Kein Platz blieb leer bei der ersten Veranstaltung nach der Winterpause im Scharwenka Kulturforum. Für das große Interesse gesorgt hatte Dr. Jens Osel. Der ärztliche Direktor und Chefarzt der Klinik für Traumatologie und Orthopädie des Bad Saarower Helios-Klinikums war diesmal Gast der beliebten Talk-Reihe „Hör mal zu“. Unter den Zuhörern auch Kollegen und Patienten. Aber auch die, die ihn kannten, erfuhren an dem Abend noch viel Neues, gelang es doch Gerlinde Stobrawa in ihrer gewohnt kurzweiligen Befragung und Unterhaltung auch einige Schmunzetten aus ihm heraus zu locken. So habe er es anders als in Deutschland bei seinem Einsatz in der Schweiz erlebt, dass Patienten auch die Frage stellten, wann sie denn nach der Behandlung „wieder schaffen“ könnten…
In Südthüringen geboren, zog er später mit der Familie nach Erkner, machte an der EOS Rüdersdorf sein Abitur und hatte sich schon sehr früh entschlossen, Arzt zu werden, „weil ich als Kind immer Angst vor Ärzten hatte“. Er entschied sich für die Uni in Greifswald, die Militärmedizin interessierte ihn. Ursprünglich wollte der junge Osel Internist werden, die Chirurgie erschein ihm „zu grobschlächtig“. Aber recht früh habe er gemerkt, dass das nichts für ihn sei, weil „zu langwierig“. Osel erzählte, dass er viel von guten Chefs gelernt habe, unter anderem an der Charité, im Oberlinkrankenhaus in Potsdam, in Guben und auch im Bundeswehrkrankenhaus, wo er seine Dissertation und Doktorarbeit geschrieben hat. Der umtriebige und wissbegierige Arzt sammelte Erfahrungen während seiner Arbeit in der Schweiz und über zwei Jahre – nur an den Wochenenden – in England (Belfast und Bristol). Der abenteuerlustige Orthopäde hatte auf das Programm der englischen Regierung reagiert, mit dem ausländische Ärzte geworben wurden, um den Patientenstau abzuarbeiten. „Die Warteliste auf Kunstgelenke war erschreckend lang, mehr als zwei Jahre. Es hat mich interessiert und ich habe gutes Geld verdient.“
2001 folgte er dem Ruf aus Bad Saarow und Dr. Jens Osel startete gleich als Chefarzt, seit sechs Jahren ist er Ärztlicher Direktor und gilt nach der Focus-Bestenliste als Topmediziner Deutschlands in der Fußchirurgie. Eine hohe Kompetenz auf diesem Gebiet beschied er an dem Abend seiner Frau Ilka, die eine orthopädische Praxis in Bad Saarow betreibt und unter den Zuschauern saß. Das Paar hat drei erwachsene Töchter, die alle Berufe im Bereich Medizin studieren.

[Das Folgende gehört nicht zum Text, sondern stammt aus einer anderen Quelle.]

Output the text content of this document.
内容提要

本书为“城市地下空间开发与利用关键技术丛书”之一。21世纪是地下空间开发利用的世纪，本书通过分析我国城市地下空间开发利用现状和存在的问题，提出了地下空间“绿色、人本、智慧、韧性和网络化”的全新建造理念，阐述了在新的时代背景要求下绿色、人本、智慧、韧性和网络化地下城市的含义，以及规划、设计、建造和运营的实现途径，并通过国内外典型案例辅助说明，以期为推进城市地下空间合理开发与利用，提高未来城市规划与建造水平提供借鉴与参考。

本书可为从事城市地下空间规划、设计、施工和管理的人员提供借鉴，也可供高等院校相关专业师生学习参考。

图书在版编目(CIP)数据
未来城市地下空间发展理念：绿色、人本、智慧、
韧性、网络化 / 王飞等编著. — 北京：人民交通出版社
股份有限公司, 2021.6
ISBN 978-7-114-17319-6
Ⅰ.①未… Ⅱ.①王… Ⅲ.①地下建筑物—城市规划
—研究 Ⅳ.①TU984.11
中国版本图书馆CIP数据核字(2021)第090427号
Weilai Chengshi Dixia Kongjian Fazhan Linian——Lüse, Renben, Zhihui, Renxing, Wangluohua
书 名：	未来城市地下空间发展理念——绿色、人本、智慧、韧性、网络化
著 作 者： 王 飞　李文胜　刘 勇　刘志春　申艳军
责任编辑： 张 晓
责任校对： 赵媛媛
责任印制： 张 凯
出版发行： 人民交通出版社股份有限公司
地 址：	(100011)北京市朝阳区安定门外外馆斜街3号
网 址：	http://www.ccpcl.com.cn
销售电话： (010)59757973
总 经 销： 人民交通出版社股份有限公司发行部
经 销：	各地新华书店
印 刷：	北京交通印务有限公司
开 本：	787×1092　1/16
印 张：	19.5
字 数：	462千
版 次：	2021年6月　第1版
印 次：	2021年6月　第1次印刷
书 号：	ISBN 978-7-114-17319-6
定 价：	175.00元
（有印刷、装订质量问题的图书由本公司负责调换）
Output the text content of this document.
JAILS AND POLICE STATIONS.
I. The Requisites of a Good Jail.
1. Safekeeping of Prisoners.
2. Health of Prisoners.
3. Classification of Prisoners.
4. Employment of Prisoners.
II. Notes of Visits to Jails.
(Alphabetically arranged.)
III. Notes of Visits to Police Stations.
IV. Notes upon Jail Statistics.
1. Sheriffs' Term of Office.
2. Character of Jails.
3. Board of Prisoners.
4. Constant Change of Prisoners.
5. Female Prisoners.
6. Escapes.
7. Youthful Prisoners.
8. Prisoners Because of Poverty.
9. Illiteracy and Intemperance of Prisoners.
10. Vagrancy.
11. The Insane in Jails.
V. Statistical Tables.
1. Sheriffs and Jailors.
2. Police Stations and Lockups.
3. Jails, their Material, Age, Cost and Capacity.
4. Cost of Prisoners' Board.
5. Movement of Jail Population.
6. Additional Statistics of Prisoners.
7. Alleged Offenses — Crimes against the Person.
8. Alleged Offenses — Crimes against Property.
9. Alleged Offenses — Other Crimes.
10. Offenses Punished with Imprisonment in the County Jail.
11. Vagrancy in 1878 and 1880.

Auf die Frage, ob er sich für einen „guten Chef“ halte, betonte Dr.Osel, dass er ständig von seinen Mitarbeitern Qualitätsarbeit verlangen müsse. „Der Patient begibt sich in unsere Hand. Wir können nicht immer alle Erwartungen erfüllen, aber wir können alles dafür tun“, so sein Credo. Die Zeit, wo Ärzte als „Götter in Weiß“ erschienen, sei vorbei, Patienten seien selbstbewusster geworden und es sei richtig, dass sie sich informieren und mehrere Meinungen vor einer Behandlung einholen. In Bezug auf die Krankenhausstrukturen sagte Osel, er verstehe, dass Kliniken Geld verdienen müssten, aber Gewinne sollten begrenzt werden. „Wieviel Rendite ist gesund?“, fragte der 58-Jährige. Prozesse könnten immer verschlankt werden, um Kosten zu sparen, aber das dürfe nicht zu Lasten der Patienten gehen. Operationen ohne Indikation, nur um Geld zu verdienen, dazu gebe es von ihm ein klares Nein. Natürlich werde auch im Helios gespart, aber „die Qualitätskontrolle ist überdurchschnittlich gut“. In diesem Zusammenhang fiel auch das Wort „Todesfallkonferenzen“.
Dass wir künftig von Robotern operiert werden, ist wahrscheinlich. In der Weichteilchirurgie werde das schon praktiziert, in der Knochenchirurgie sei das schwieriger, erklärte Osel. Aber die 3-D-Brille beim Operieren, durch die die Knochen dreidimensional sichtbar werden, sei realistisch.